The Beyonder quickly held up a hand to stop him. "I'd rather not, if it's all the same to you."
"Oh, sorry," apologized Spider-Man, lowering his costume.
"Anyway, this demon is arguably the most powerful that ever lived in those days. Despite this, many noble and great heroes seek to destroy him and end his reign of darkness, the fact that most of these people are pursuing him for the sake of vengeance for atrocities he has committed against them notwithstanding. Mighty and valiant they may be, for the most part, they refuse to cooperate with each other. Moreover, if they do not conquer their own inner demons first, they stand no chance against this foe. This only darkens the situation even further.
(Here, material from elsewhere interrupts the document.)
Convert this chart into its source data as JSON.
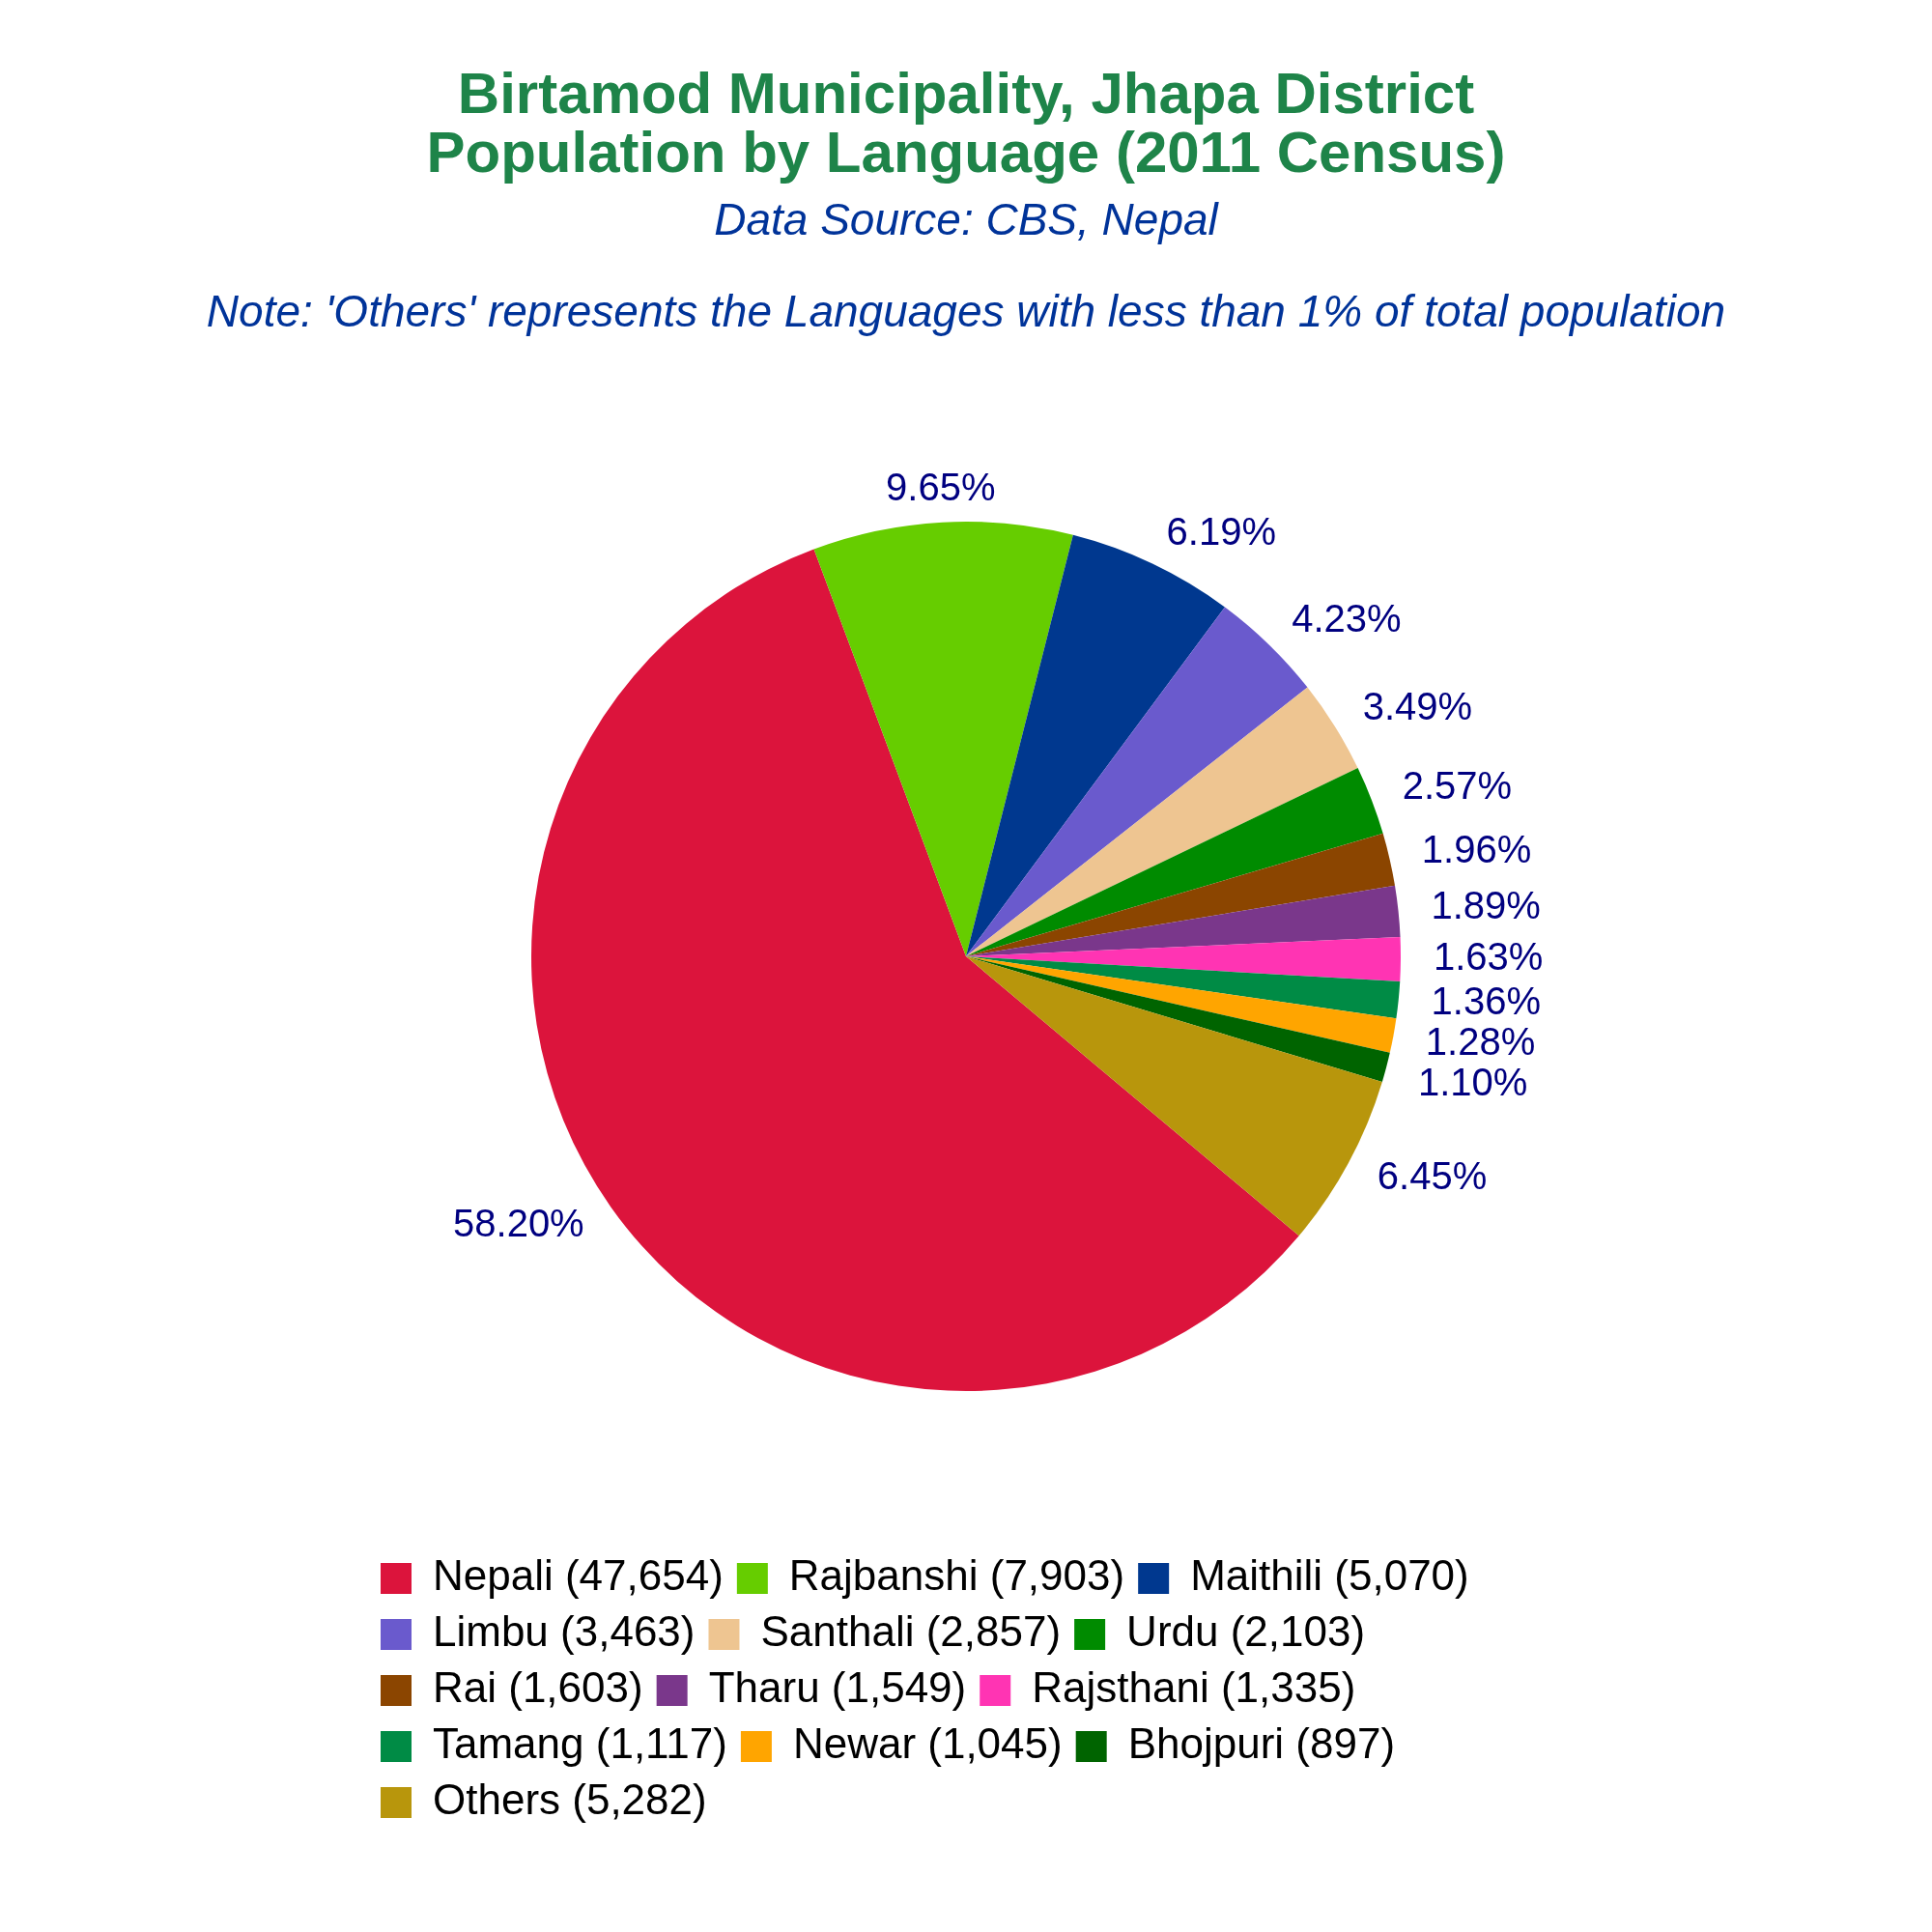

Without your assistance they shall surely fail and this demon may very well consume all the earth," explained the Beyonder.
"That bad, huh?" asked Spider-Man.
"I fear that you are still understating the situation at hand. I was not finished. It gets worse," replied Beyonder.
"Figures," mumbled Spidey. "It always does."
Beyonder continued as if he had not heard him. "There exists in this land a powerfully magic jewel. Some time ago, one of the people pursuing this demon accidentally shattered this artifact. As if that was not enough, just a single fragment of this gem can increase the natural power of any demon or ill-minded human who comes to possess it at least a hundred fold. It seems that this demon has nearly succeeded in repairing this jewel; he has already recovered all but a handful of the shards."
"Wow," said Spidey, eyes wide behind his mask. "So basically, we're all pretty much royally screwed to no end. Am I right?"
"No, you are not," answered Beyonder. "True, your plight may seem futile at this point, but if you unite those pursuing this demon, and give them your own assistance, you will triumph over this great evil creature and his minions of darkness."
"Right. Whatever you say, Intergalactic Man of Mystery," replied Spider-Man while throwing up his arms in the air in a casual way. "So, when exactly do I leave for this little journey to join the Fellowship of the Jewel?"
"Glad you asked, my friend," replied Beyonder with a small grin on his face that made Peter very, very uneasy. "Right now."
Before Spider-Man could object with another one of his trademark witty comments, a swirling blue vortex of a mystical origin appeared beneath his feet. Without warning, he was pulled into the twisting portal and flown through some sort of field of cosmic energies of time and space. As Spidey whizzed past the space-time continuum, only one thing went through his mind: "Well, here I go . . . again."